Eddie Cantor {1940s}

This balloon is based on actor/singer/dancer/beloved New Yorker Eddie Cantor, who looked like this IRL.  He was only one of the few real life people to have a Macy’s balloon in their likeness, and I think it’s pretty clear why. Balloon bro’s high on helium and has no idea what he’s doing or where he’s going. Also, hammer pants.

Pumpkin {1945}

 

Acrobats {1938}

Sure, your eyes go directly to the mustachioed acrobat with weird fingers and thigh bands, but please note the smaller acrobat holding on for dear life at his feet. Again, the proportions are not accurate.

Space Man {1952}

Neil Armstrong wouldn’t land on the moon until 17 years later, and actually NASA wasn’t even founded until 1958, which might explain why this space man looks like a cross between an exterminator and a lego industrial worker.

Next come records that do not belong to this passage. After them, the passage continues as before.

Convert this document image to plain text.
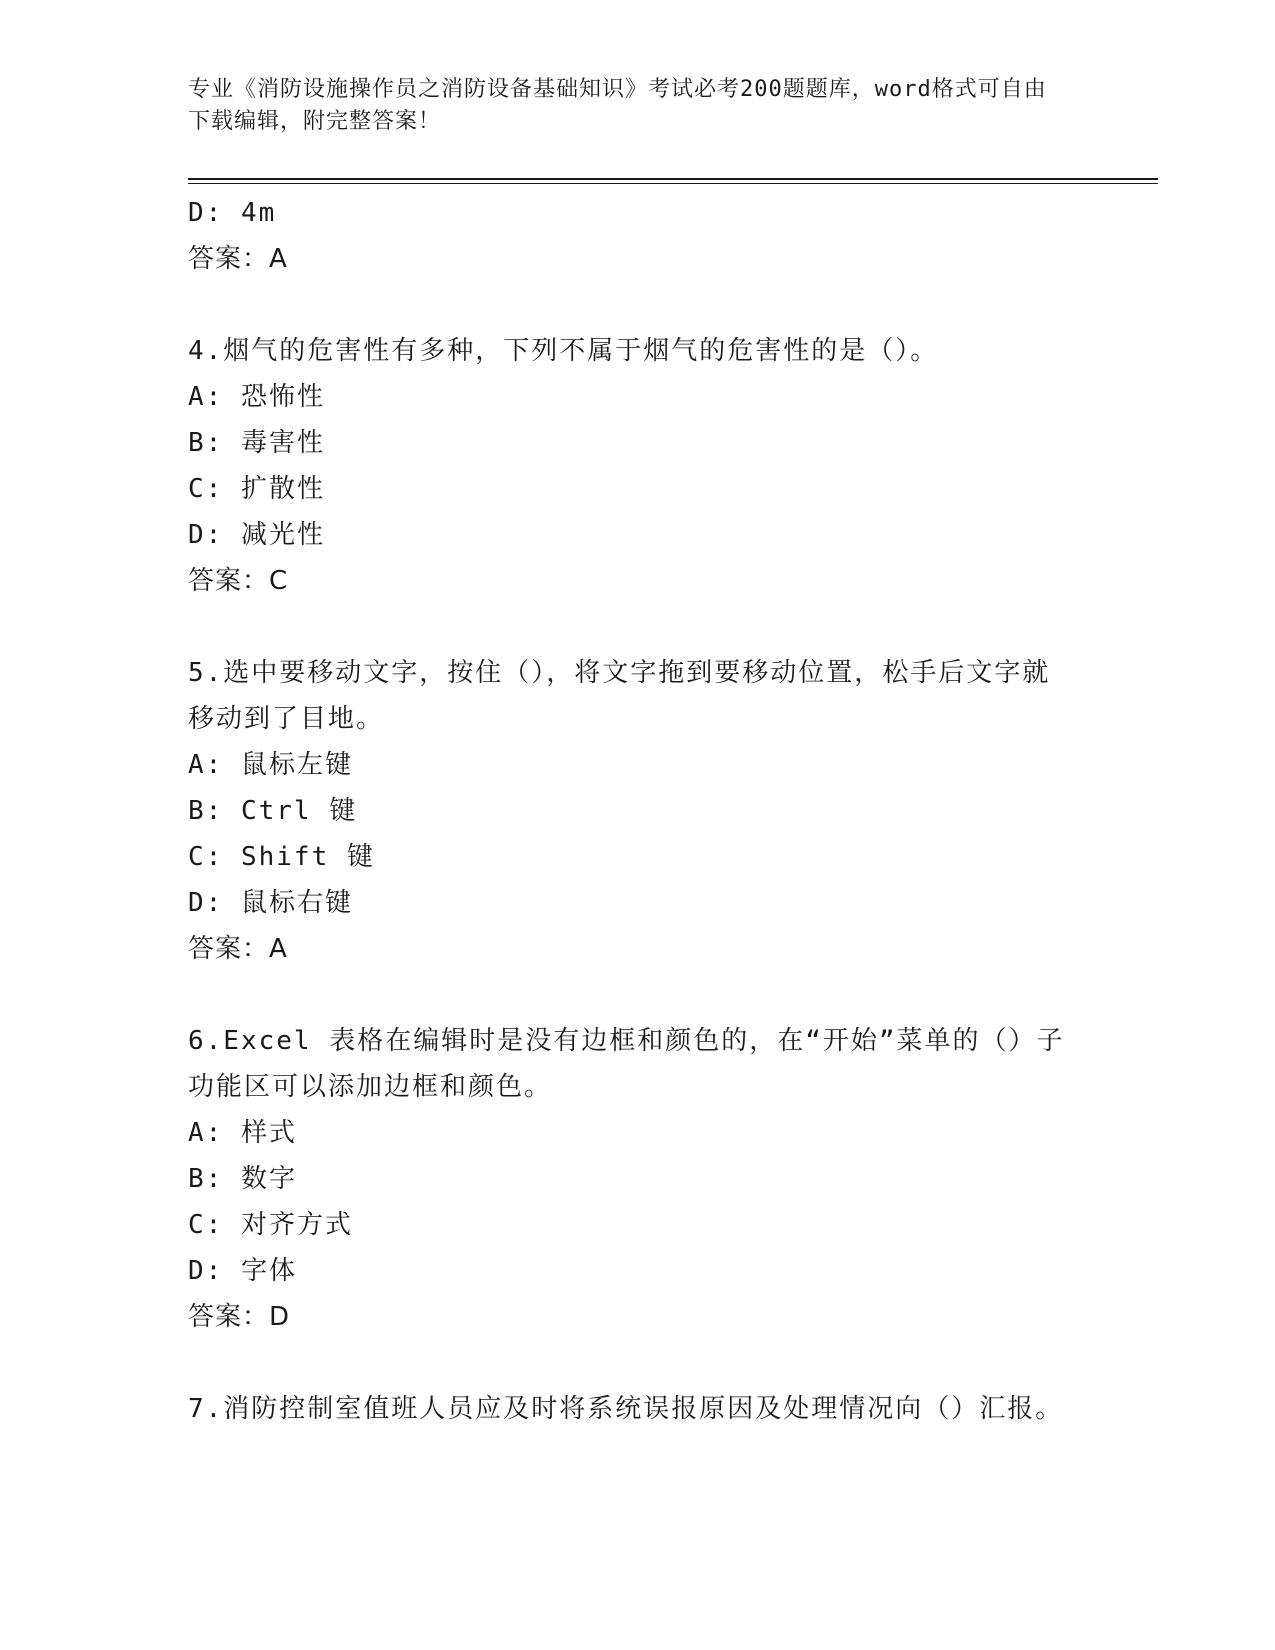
专业《消防设施操作员之消防设备基础知识》考试必考200题题库，word格式可自由下载编辑，附完整答案！
D: 4m
答案：A
4.烟气的危害性有多种，下列不属于烟气的危害性的是（）。
A: 恐怖性
B: 毒害性
C: 扩散性
D: 减光性
答案：C
5.选中要移动文字，按住（），将文字拖到要移动位置，松手后文字就移动到了目地。
A: 鼠标左键
B: Ctrl 键
C: Shift 键
D: 鼠标右键
答案：A
6.Excel 表格在编辑时是没有边框和颜色的，在“开始”菜单的（）子功能区可以添加边框和颜色。
A: 样式
B: 数字
C: 对齐方式
D: 字体
答案：D
7.消防控制室值班人员应及时将系统误报原因及处理情况向（）汇报。
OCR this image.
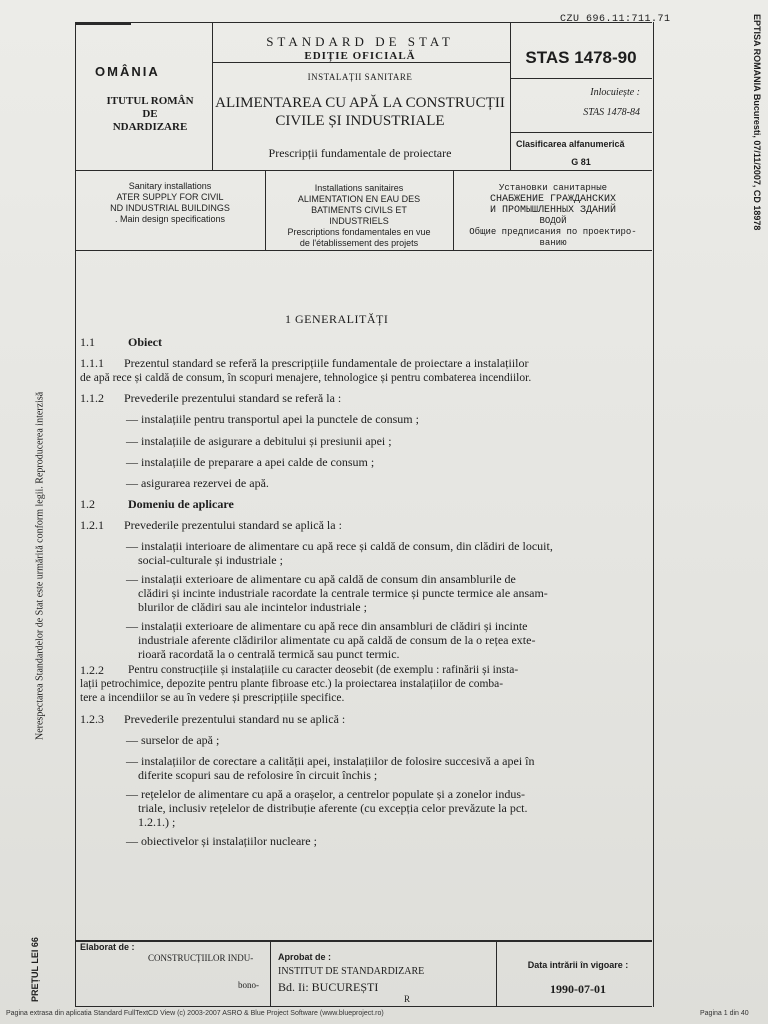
CZU 696.11:711.71
STANDARD DE STAT
EDIȚIE OFICIALĂ	STAS 1478-90
OMÂNIA
ITUTUL ROMÂN
DE
NDARDIZARE
INSTALAȚII SANITARE
ALIMENTAREA CU APĂ LA CONSTRUCȚII
CIVILE ȘI INDUSTRIALE
Prescripții fundamentale de proiectare
Inlocuiește :
STAS 1478-84
Clasificarea alfanumerică
G 81
Sanitary installations
ATER SUPPLY FOR CIVIL
ND INDUSTRIAL BUILDINGS
. Main design specifications
Installations sanitaires
ALIMENTATION EN EAU DES
BATIMENTS CIVILS ET
INDUSTRIELS
Prescriptions fondamentales en vue
de l'établissement des projets
Установки санитарные
СНАБЖЕНИЕ ГРАЖДАНСКИХ
И ПРОМЫШЛЕННЫХ ЗДАНИЙ
ВОДОЙ
Общие предписания по проектиро-
ванию
EPTISA ROMANIA Bucuresti, 07/11/2007, CD 18978
Nerespectarea Standardelor de Stat este urmărită conform legii. Reproducerea interzisă
PREȚUL LEI 66
1 GENERALITĂȚI
1.1	Obiect
1.1.1 Prezentul standard se referă la prescripțiile fundamentale de proiectare a instalațiilor
de apă rece și caldă de consum, în scopuri menajere, tehnologice și pentru combaterea incendiilor.
1.1.2 Prevederile prezentului standard se referă la :
— instalațiile pentru transportul apei la punctele de consum ;
— instalațiile de asigurare a debitului și presiunii apei ;
— instalațiile de preparare a apei calde de consum ;
— asigurarea rezervei de apă.
1.2	Domeniu de aplicare
1.2.1 Prevederile prezentului standard se aplică la :
— instalații interioare de alimentare cu apă rece și caldă de consum, din clădiri de locuit,
social-culturale și industriale ;
— instalații exterioare de alimentare cu apă caldă de consum din ansamblurile de
clădiri și incinte industriale racordate la centrale termice și puncte termice ale ansam-
blurilor de clădiri sau ale incintelor industriale ;
— instalații exterioare de alimentare cu apă rece din ansambluri de clădiri și incinte
industriale aferente clădirilor alimentate cu apă caldă de consum de la o rețea exte-
rioară racordată la o centrală termică sau punct termic.
1.2.2 Pentru construcțiile și instalațiile cu caracter deosebit (de exemplu : rafinării și insta-
lații petrochimice, depozite pentru plante fibroase etc.) la proiectarea instalațiilor de comba-
tere a incendiilor se au în vedere și prescripțiile specifice.
1.2.3 Prevederile prezentului standard nu se aplică :
— surselor de apă ;
— instalațiilor de corectare a calității apei, instalațiilor de folosire succesivă a apei în
diferite scopuri sau de refolosire în circuit închis ;
— rețelelor de alimentare cu apă a orașelor, a centrelor populate și a zonelor indus-
triale, inclusiv rețelelor de distribuție aferente (cu excepția celor prevăzute la pct.
1.2.1.) ;
— obiectivelor și instalațiilor nucleare ;
Elaborat de :
CONSTRUCȚIILOR INDU-
bono-
Aprobat de :
INSTITUT DE STANDARDIZARE
Bd. Ii: BUCUREȘTI
R
Data intrării în vigoare :
1990-07-01
Pagina extrasa din aplicatia Standard FullTextCD View (c) 2003-2007 ASRO & Blue Project Software (www.blueproject.ro)	Pagina 1 din 40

The Thief of Bagdad {1940}

This is technically a float but, um… it’s weird, right? The Thief of Bagdad was a 1924 (and later 1940) film about a king who is tricked and cast out of Bagdad by the evil Jaffar (yeah, Aladdin and this share the same roots). He joins forces with a thief named Abu in order to reclaim his throne, the city, and the princess he loves (whose name isn’t Jasmine) Naturally, it needed a float in the Macy’s Day Parade, because what kids wouldn’t love seeing this frightening depiction of Jaffar coming towards them?

Linus the Lion {1973}

This was from a parade in the 70s, so it’s fair to assume Linus the Lion was chasing the dragon, right? Drugs. I mean drugs.

Ask Jeeves {2001}

If you don’t remember who Ask Jeeves is, just look him up on Lycos. While you’re at it, feel free to visit my Geocities site and sign my guestbook. *~sMaRtER ChiLD*~

Elf on a Shelf {2012}

Maybe look for the Elf on a Shelf in the bathroom this year?

B. Boy {2010}

This balloon was designed by Tim Burton. I think that explains it.

Rabbit {2007}

Artist Jeff Koons’ silver rabbit is not surprising if you know his aesthetics, but still, he’s definitely no main stream enough to have this balloon make sense during the Macy’s parade.